Steel structures in Turkey are on the rise. TUCSA, Turkish Construction Steel Association has a great contribution. In the past, our steel construction stock was limited to industrial constructions, stadium roofs and bridges. Now other types have emerged, especially architectural constructions. We have the courage. A lot of problems are awaiting solutions, but architects, engineers, employers are looking at steel differently.
I notice that the Turkish contractors and the designers who have gained experience abroad for many years, make a big contribution. The fact that the 2007 seismic building code places great importance to constructional steel, makes a major difference. When a technical publication is released in engineer’s own language, it makes a big difference. Having spent half of my 22-year career in the US, even for me, engineering, and reading and advancing in Turkish have a much more special place. I think our brain works better in native language for technical and analytical thinking. The introduction of our updated steel construction design standard in 2016 will positively affect the use of structural steel and design and application quality.
The National Steel Construction Awards are a truly special contribute to the awareness by rewarding the use of structural steel in the country. I was at the Jury this year on 17th Constructional Steel Day held by TUCSA. I tried to reflect the experience and design perspective of my career that stem from a wide variety of challenging steel designs I made. All applicants were very valuable. Especially Robert College Murat Karamancı Student Center, which was ranked first and sent to represent Turkey in the European steel construction competition, had a special place for me. But it also showed that the number of applications and the overall quality of all the designs had a long way to go. Serious concerns remain about quality and built-in standards both in design and in practice.
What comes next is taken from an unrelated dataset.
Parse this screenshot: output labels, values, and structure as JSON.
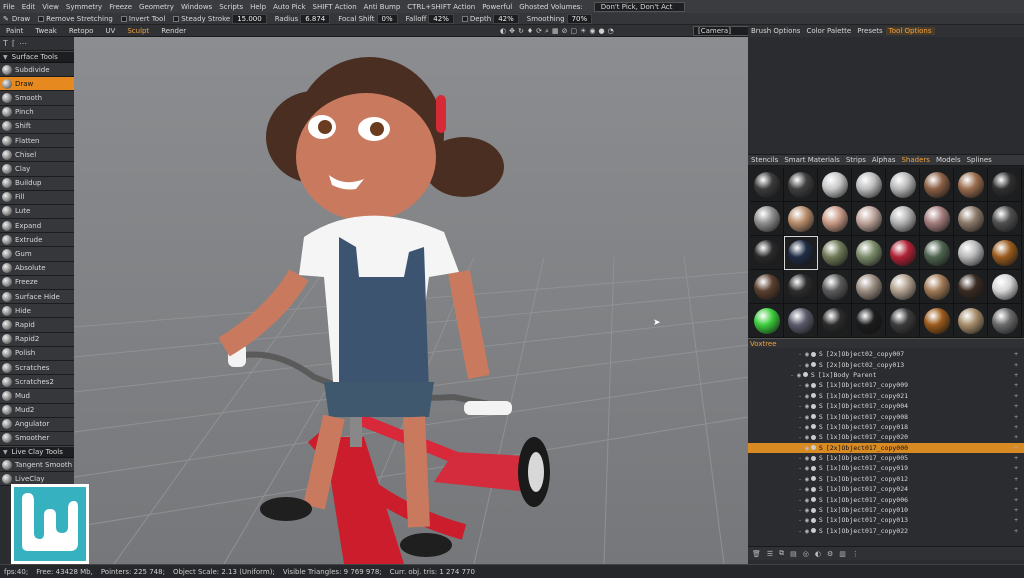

As Turkish engineers, it is obvious that we have good modeling skills in 3D design programs. But what we’re good at is manufacturing engineering, not structural engineering or engineering design. In other words, modeling towards manufacturing, detailing and drawing. The engineering design of important structures of the region, which are currently being built by Turkish companies, are coming from abroad. We always complain about how insufficient these designs are, and we detail them and make them more applicable as we whine about. Instead of whining, we need to study what we need to do to produce that first design, and we have to improve our design engineering, creative engineering skills on top of our manufacturing engineering. If this happens, the number of steel constructions will also increase as well as our quota and voice in the World on this subject. As ATTEC, we put our attitude and work in this direction. We already adapt our progress accordingly.
Although the overall situation is very different than my time at ITU where I graduated with a thesis in steel construction in 1995, Turkey data reflects that the use of structural steel is around 4% in total. It’s a very small number compared to concrete. But we have many reasons to be hopeful by this increase. We have to work hard. We have to work smart.